In Honor of National Poetry Month

Did you know April is National Poetry month? I didn't either until a few days ago. 

Back in the day, I used to write a lot of poetry. Long before I ever found the courage to write a novel, I used poetry as an outlet for my feelings. And boy, did I have a lot of feelings back then. Feelings I really didn't know what to do with so I splattered them on the page.

The poems touch upon a variety of topics; unrequited love (all my love was unrequited back then), war, social justice, whimsy, God. I was very religious until my late twenties, and I pursued religious truth passionately because if I was going to give over my life to God, it had to make some sense, I had to understand it to the best of my ability.

I'm an atheist now, so that should tell you how that went. But that's a subject for another post.

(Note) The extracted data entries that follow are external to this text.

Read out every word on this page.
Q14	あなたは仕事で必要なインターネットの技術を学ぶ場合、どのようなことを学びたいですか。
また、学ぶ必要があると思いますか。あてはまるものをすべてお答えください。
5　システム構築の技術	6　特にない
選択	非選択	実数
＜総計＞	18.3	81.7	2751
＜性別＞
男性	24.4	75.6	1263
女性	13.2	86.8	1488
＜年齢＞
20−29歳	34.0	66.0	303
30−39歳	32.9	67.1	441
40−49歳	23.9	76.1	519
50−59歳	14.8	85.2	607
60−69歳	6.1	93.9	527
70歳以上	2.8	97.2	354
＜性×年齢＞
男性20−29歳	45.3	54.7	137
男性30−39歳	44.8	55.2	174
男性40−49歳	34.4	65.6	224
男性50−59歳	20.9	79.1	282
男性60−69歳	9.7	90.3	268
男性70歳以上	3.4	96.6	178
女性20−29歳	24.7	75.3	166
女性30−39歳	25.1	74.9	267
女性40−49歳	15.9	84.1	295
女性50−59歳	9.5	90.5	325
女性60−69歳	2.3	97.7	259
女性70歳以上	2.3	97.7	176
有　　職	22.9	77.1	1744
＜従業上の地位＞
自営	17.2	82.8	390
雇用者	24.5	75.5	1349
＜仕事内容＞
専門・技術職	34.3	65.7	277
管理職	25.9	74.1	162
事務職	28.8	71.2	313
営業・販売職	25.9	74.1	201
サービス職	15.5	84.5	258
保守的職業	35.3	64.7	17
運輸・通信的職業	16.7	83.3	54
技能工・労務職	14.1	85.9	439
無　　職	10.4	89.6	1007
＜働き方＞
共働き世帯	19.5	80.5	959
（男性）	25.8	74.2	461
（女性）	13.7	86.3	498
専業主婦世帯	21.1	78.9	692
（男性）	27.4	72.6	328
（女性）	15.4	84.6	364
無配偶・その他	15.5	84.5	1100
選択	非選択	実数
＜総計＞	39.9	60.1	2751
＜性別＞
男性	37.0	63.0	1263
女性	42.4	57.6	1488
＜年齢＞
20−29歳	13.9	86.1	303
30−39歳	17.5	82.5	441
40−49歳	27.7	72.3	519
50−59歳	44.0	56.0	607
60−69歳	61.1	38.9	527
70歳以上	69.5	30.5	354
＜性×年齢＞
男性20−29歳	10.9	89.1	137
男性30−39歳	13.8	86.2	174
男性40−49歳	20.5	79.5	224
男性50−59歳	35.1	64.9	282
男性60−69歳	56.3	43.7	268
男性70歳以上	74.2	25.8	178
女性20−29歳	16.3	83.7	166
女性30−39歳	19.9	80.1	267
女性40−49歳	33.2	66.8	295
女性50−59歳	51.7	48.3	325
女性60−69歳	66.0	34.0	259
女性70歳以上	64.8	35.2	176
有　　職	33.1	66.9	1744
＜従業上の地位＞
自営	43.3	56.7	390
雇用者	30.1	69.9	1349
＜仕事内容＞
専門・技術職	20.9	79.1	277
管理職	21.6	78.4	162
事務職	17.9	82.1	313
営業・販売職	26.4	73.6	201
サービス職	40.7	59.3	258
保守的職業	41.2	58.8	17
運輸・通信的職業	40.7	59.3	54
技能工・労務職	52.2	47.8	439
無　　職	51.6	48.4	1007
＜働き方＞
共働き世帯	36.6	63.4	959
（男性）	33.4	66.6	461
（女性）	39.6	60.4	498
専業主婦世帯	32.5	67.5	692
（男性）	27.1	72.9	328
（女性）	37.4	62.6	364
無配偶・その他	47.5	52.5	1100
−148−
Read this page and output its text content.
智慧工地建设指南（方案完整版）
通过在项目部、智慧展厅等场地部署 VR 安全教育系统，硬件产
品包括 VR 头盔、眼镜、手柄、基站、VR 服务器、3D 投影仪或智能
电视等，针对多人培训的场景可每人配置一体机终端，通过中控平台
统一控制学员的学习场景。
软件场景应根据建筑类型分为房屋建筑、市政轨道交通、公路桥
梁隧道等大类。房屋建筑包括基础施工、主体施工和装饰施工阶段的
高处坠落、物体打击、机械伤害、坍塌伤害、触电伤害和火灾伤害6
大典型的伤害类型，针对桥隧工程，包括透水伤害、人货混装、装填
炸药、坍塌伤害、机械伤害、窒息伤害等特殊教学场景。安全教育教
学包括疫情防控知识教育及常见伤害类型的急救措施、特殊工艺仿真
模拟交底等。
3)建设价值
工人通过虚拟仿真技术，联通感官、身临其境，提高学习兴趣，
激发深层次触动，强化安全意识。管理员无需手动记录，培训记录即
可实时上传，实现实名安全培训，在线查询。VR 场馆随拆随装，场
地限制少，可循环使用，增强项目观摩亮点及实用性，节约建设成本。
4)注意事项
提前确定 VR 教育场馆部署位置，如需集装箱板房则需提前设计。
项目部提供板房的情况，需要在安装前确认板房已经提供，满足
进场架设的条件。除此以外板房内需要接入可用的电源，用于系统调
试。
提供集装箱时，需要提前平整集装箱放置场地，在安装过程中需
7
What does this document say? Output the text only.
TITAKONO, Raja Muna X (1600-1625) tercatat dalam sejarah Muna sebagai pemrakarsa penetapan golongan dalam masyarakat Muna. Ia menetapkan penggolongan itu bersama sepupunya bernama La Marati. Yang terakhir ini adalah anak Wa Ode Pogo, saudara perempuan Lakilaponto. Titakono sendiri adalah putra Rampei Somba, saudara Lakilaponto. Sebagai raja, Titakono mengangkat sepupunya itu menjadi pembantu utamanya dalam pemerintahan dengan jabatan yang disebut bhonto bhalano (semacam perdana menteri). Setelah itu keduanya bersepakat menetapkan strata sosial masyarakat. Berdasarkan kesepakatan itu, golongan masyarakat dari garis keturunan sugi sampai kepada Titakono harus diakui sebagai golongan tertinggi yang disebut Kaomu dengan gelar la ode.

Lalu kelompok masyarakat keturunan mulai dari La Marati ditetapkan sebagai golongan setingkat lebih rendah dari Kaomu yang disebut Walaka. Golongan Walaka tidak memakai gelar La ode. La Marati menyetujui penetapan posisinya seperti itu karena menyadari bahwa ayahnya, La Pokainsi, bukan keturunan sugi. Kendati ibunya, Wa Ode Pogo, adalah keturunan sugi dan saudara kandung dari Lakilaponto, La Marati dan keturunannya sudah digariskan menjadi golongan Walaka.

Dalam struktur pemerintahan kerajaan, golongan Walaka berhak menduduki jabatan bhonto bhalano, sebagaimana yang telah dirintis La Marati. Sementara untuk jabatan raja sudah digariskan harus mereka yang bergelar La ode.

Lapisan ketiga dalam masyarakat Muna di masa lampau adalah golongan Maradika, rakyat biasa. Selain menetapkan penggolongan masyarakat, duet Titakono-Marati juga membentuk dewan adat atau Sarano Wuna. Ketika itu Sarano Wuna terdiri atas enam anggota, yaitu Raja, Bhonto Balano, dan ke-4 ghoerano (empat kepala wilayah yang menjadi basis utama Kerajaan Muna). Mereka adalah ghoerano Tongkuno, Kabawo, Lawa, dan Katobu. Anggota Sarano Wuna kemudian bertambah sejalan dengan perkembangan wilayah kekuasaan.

During my senior year of high school, we studied the Shakespearean sonnet, and boy, that was a form of poetry I could get behind. All that structure! The couplet at the end! Iambic pentameter! I find my creativity needs a structure to flourish, whether it's pre-defined or I construct it myself. I don't do well with unstructured creativity–all that freedom leads me astray. Must be my Catholic upbringing.

I wrote a lot of sonnets after that. And I snagged my husband with a personal ad that began with Shakespeare's sonnet #130: My mistress's eyes are nothing like the sun…

I owe a lot to the Shakespearean sonnet, yes I do.

In honor of National Poetry Month, I offer you Sonnet #3, by Holly West:

Blindness is a trait of humanity
A condition that seems to come and go.
We only see the things we want to see
And we only learn what we want to know.
What does it take to see the sad man smile?
We turn away from those whose hopes have died.
If we could only stop for a short while,
And look about us, blind eyes open wide.
Those whose eyes were born blinded to the light
Can often see better than those who aren't.
They do not seem to need the gift of sight–
The see not with their eyes, but with their hearts.
  Blindness is our own human tragedy;
  Not enough men are born able to see. 

I'm not sure how old I was when I wrote this, but I couldn't have been much older than 18. One of the most interesting things about reading my old poetry is comparing the young me to the older me. In so many ways I haven't changed much.

Do you write poetry? If so, share it with me!